Classes should be organized for readability and ease of understanding. A well-organized class tells a clear story about the application, with a top-down narrative approach:

  1. Public Static Constants: If any, should be at the top.
  2. Private Static Variables: Followed by private static variables.
  3. Private Instance Variables: Clustered together without sprawling through the class. (There is seldom a good reason to have a public variable)
  4. Public Functions: Public functions come next. Each public function should be followed by the private functions it calls.

This organization ensures that the class’s most important aspects, its public interface, are presented upfront and are not buried within the class’s implementation details.

Classes Should Be Small!

The first rule of classes is that they should be small. The second rule of classes is that they should be smaller than that.

Class Size

  • “Smaller is better” when it comes to classes. The more focused a class is, the easier it is to understand and maintain.
  • Classes should be small not just in terms of lines of code but more importantly, in terms of responsibilities.
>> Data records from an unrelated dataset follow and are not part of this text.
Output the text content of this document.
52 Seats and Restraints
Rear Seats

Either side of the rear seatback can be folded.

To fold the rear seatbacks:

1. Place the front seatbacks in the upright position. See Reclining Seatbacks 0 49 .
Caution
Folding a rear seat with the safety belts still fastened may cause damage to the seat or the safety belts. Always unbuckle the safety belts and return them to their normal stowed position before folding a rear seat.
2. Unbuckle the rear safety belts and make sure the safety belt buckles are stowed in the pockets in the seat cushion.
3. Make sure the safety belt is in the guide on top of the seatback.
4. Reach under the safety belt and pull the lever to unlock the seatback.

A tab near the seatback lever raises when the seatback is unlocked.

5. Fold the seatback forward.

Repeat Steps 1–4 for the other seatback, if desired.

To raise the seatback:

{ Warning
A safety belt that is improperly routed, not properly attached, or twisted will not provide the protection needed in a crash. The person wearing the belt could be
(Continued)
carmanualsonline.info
In fact, naming is probably the first way of helping determine class size. If we cannot derive a concise name for a class, then it’s likely too large. The more ambiguous the class name, the more likely it has too many responsibilities.

The Single Responsibility Principle

At the same time, many developers fear that a large number of small, single-purpose classes makes it more difficult to understand the bigger picture. They are concerned that they must navigate from class to class in order to figure out how a larger piece of work gets accomplished.

However, a system with many small classes has no more moving parts than a system with a few large classes. There is just as much to learn in the system with a few large classes. So the question is: Do you want your tools organized into toolboxes with many small drawers each containing well-defined and well-labeled components? Or do you want a few drawers that you just toss everything into?

Cohesion

Cohesion refers to how closely related and focused the responsibilities of a class are. High cohesion within a class means that the class’s methods and variables are cohesively grouped around a central purpose. As classes grow, they tend to accumulate more variables and methods, leading to decreased cohesion. To maintain high cohesion, classes should be split whenever they start taking on multiple responsibilities.

When classes lose cohesion, split them!

How to Deal With Change?

Classes should be designed with the understanding that software is inherently evolutionary. Clean classes are those that can adapt to new requirements and changes in the domain without significant rewrites or refactoring.

Organizing for Change

Classes should be open for extension but closed for modification (Open-Closed Principle). A well-designed class anticipates the likelihood of change and is structured in a way that allows for these changes without the need for modification of the class’s code.

Isolating from Change

A clean class should minimize the impact of change by reducing how much a change in one class forces changes in other classes. This can be achieved through the use of interfaces and abstract classes, allowing classes to communicate and collaborate without being tightly coupled to each other’s specific implementations (Dependency Inversion Principle).



Reference:

  • Martin, R. C. (2009) Clean code : a handbook of agile software craftsmanship. Upper Saddle River, NJ: Prentice Hall (Robert C. Martin series).